Mais attention, la définition de la maladie n’est pas la même dans nos cultures que dans la médecine moderne, c’est pour cela il y a souvent un conflit. Quand tu entends j’ai guéri de l’hépatite chez le tradition-praticien, cela veut dire qu’il a fait disparaitre les signes. Mais dans la médecine moderne, cela ne veut pas dire que le malade est guéri, puisqu’en faisant des examens, on trouvera qu’il a toujours le virus. Voilà pourquoi nous, nous disons qu’on ne guérit pas de l’hépatite B. On peut rendre le virus quasi inoffensif, mais cela ne veut pas dire qu’on a fini de soigner le malade.

Voilà pourquoi certains qui ont été traités chez le tradi-praticien qui n’a fait que faire disparaitre les signes, reviennent quelque temps après avec une cirrhose ou un cancer. C’est pour cela que nous conseillons, et j’insiste là-dessus, dès que tu fais le test et c’est positif pour l’hépatite B ou C, il faut avoir le réflexe de faire les examens après le traitement chez le tradi-praticien, pour confirmer que tu es guéri ou pas. Il y a au moins deux millions de Burkinabè qui ont le virus sans le savoir, parce qu’ils n’ont aucun signe. Mais ce qui est de la forme C, le traitement existe, mais le marqueur (qui est une trace que le virus est passé par ton organisme) va rester. C’est comme une plaie, même si elle guérit, la cicatrice reste.

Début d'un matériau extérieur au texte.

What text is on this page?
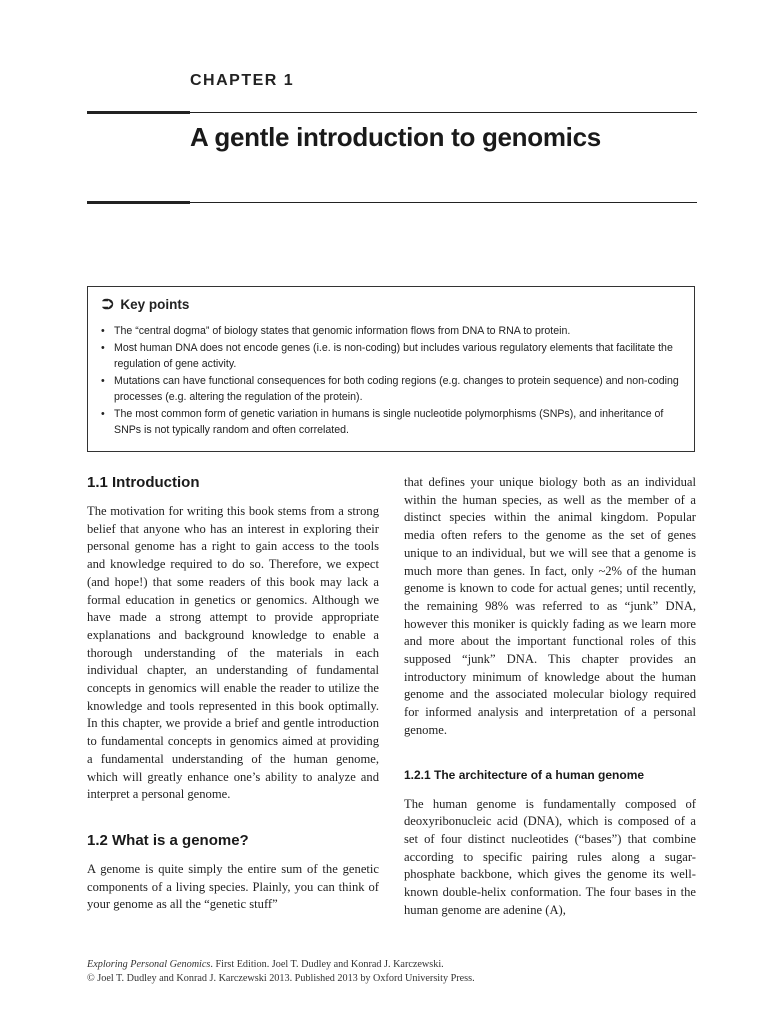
CHAPTER 1
A gentle introduction to genomics
⮊ Key points
• The “central dogma” of biology states that genomic information flows from DNA to RNA to protein.
• Most human DNA does not encode genes (i.e. is non-coding) but includes various regulatory elements that facilitate the regulation of gene activity.
• Mutations can have functional consequences for both coding regions (e.g. changes to protein sequence) and non-coding processes (e.g. altering the regulation of the protein).
• The most common form of genetic variation in humans is single nucleotide polymorphisms (SNPs), and inheritance of SNPs is not typically random and often correlated.
1.1 Introduction

The motivation for writing this book stems from a strong belief that anyone who has an interest in exploring their personal genome has a right to gain access to the tools and knowledge required to do so. Therefore, we expect (and hope!) that some readers of this book may lack a formal education in genetics or genomics. Although we have made a strong attempt to provide appropriate explanations and background knowledge to enable a thorough understanding of the materials in each individual chapter, an understanding of fundamental concepts in genomics will enable the reader to utilize the knowledge and tools represented in this book optimally. In this chapter, we provide a brief and gentle introduction to fundamental concepts in genomics aimed at providing a fundamental understanding of the human genome, which will greatly enhance one’s ability to analyze and interpret a personal genome.

1.2 What is a genome?

A genome is quite simply the entire sum of the genetic components of a living species. Plainly, you can think of your genome as all the “genetic stuff”

that defines your unique biology both as an individual within the human species, as well as the member of a distinct species within the animal kingdom. Popular media often refers to the genome as the set of genes unique to an individual, but we will see that a genome is much more than genes. In fact, only ~2% of the human genome is known to code for actual genes; until recently, the remaining 98% was referred to as “junk” DNA, however this moniker is quickly fading as we learn more and more about the important functional roles of this supposed “junk” DNA. This chapter provides an introductory minimum of knowledge about the human genome and the associated molecular biology required for informed analysis and interpretation of a personal genome.

1.2.1 The architecture of a human genome

The human genome is fundamentally composed of deoxyribonucleic acid (DNA), which is composed of a set of four distinct nucleotides (“bases”) that combine according to specific pairing rules along a sugar-phosphate backbone, which gives the genome its well-known double-helix conformation. The four bases in the human genome are adenine (A),

Exploring Personal Genomics. First Edition. Joel T. Dudley and Konrad J. Karczewski.
© Joel T. Dudley and Konrad J. Karczewski 2013. Published 2013 by Oxford University Press.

Comment éviter de contracter les hépatites ?

 Pour cela, il faut juste savoir les voies de transmission et les éviter. Pour l’hépatite A et E, il faut bien se laver les mains, régulièrement, bien désinfecter les légumes et fruits avant de les consommer, bien laver les ustensiles. Par exemple quelqu’un qui a la maladie, en toussant il se couvre la bouche avec ses mains ou se mouche avec la main, sans les laver, s’il salue quelqu’un d’autre après, il peut transmettre la maladie pour les formes A et E. Voilà pourquoi il faut se laver régulièrement les mains, ou s’acheter les désinfectants à la pharmacie. Pour l’hépatite B et C, il faut éviter d’utiliser les mêmes objets tranchants, éviter les rapports sexuels non protégés, sans avoir fait le test auparavant. Tout le monde doit faire le test de dépistage de l’hépatite B et C pour adopter le comportement qui sied. Pour l’hépatite C, on guérit après trois mois de traitement.

Où peut-on faire le test de dépistage ?

En temps normal dans tous les centres de santé, il est possible de se faire délivrer un bulletin d’examen et on fera le test dans un laboratoire. Pour l’hépatite B, il y a un vaccin et c’est à trois doses qui protègent à vie. En pharmacie, il vaut 7 500 FCFA, je pense, mais ce n’est pas très cher. Une femme enceinte doit faire le test pour qu’il y ait des dispositions afin d’éviter qu’elle transmette à son enfant. Il n’y a aucun danger pour une femme enceinte de faire le vaccin.

En décembre (19-20 et 21), nous allons faire une grande campagne de dépistage à Ouagadougou, dans le cadre du congrès national de santé publique. On fera au moins 2000 dépistages.